Je suis balayeur. Dans une gare.

Je suis le parfait représentant de celui qu’on ne regarde jamais, qui se fond dans le paysage quotidien, qui est invisible, malgré mon costume vert pomme et mon gilet fluorescent gris.

Les gens me dépassent, me croisent, et personne n’est capable de dire si j’étais là ou pas, si j’ai balayé les quais en plein vent, ou les halls bondés, ou les couloirs où les couples s’embrassent , dans des adieux déchirants, ou des retrouvailles émotionnantes.

 

Le Week-end, on ne regarde que moi, on ne voit que moi. Toujours dans cette gare. Mais personne ne sait que c’est moi. Je suis le centre d’intérêt de toute cette population qui ne fait que passer.

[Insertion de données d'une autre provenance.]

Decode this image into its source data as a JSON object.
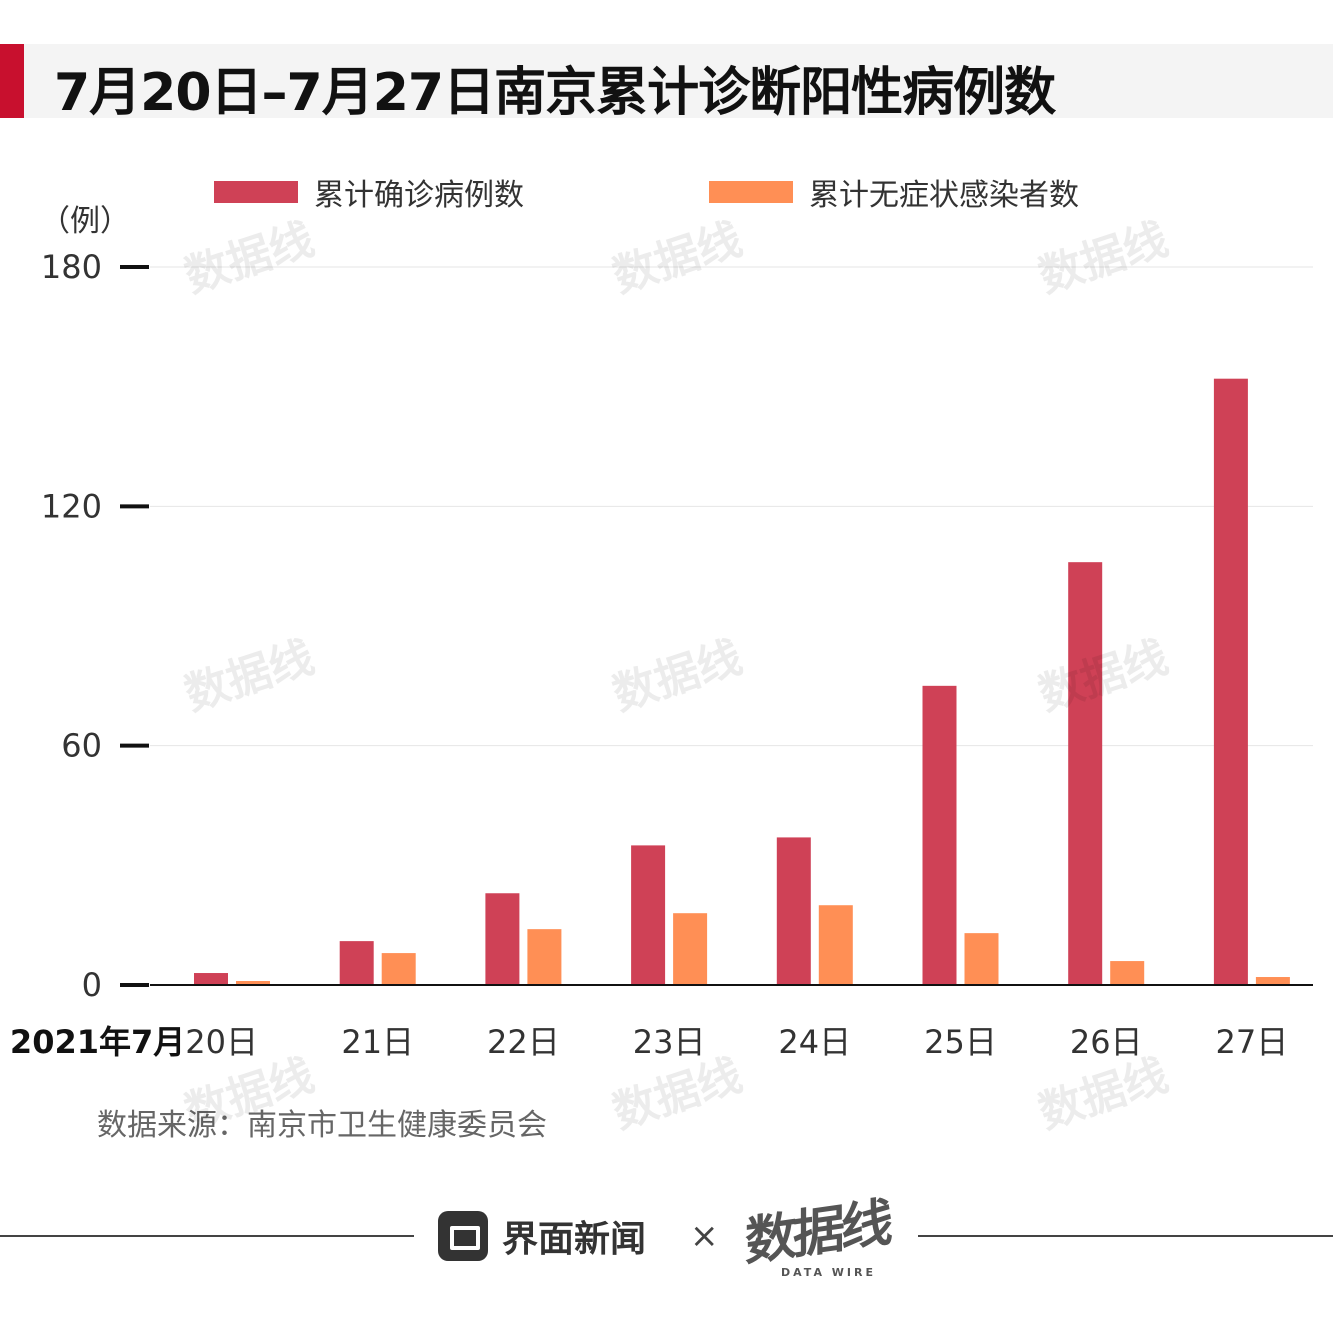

Ma présence supplante toutes les tragédies ou tous les bonheurs qui peuvent se produire. Chaque voyageur qui pénètre dans le hall de la gare se souvient de moi, en parle inévitablement à la personne qu’elle va rejoindre. J’alimente les conversations, je fais mon show, je donne du bonheur, j’assure l’animation malgré moi.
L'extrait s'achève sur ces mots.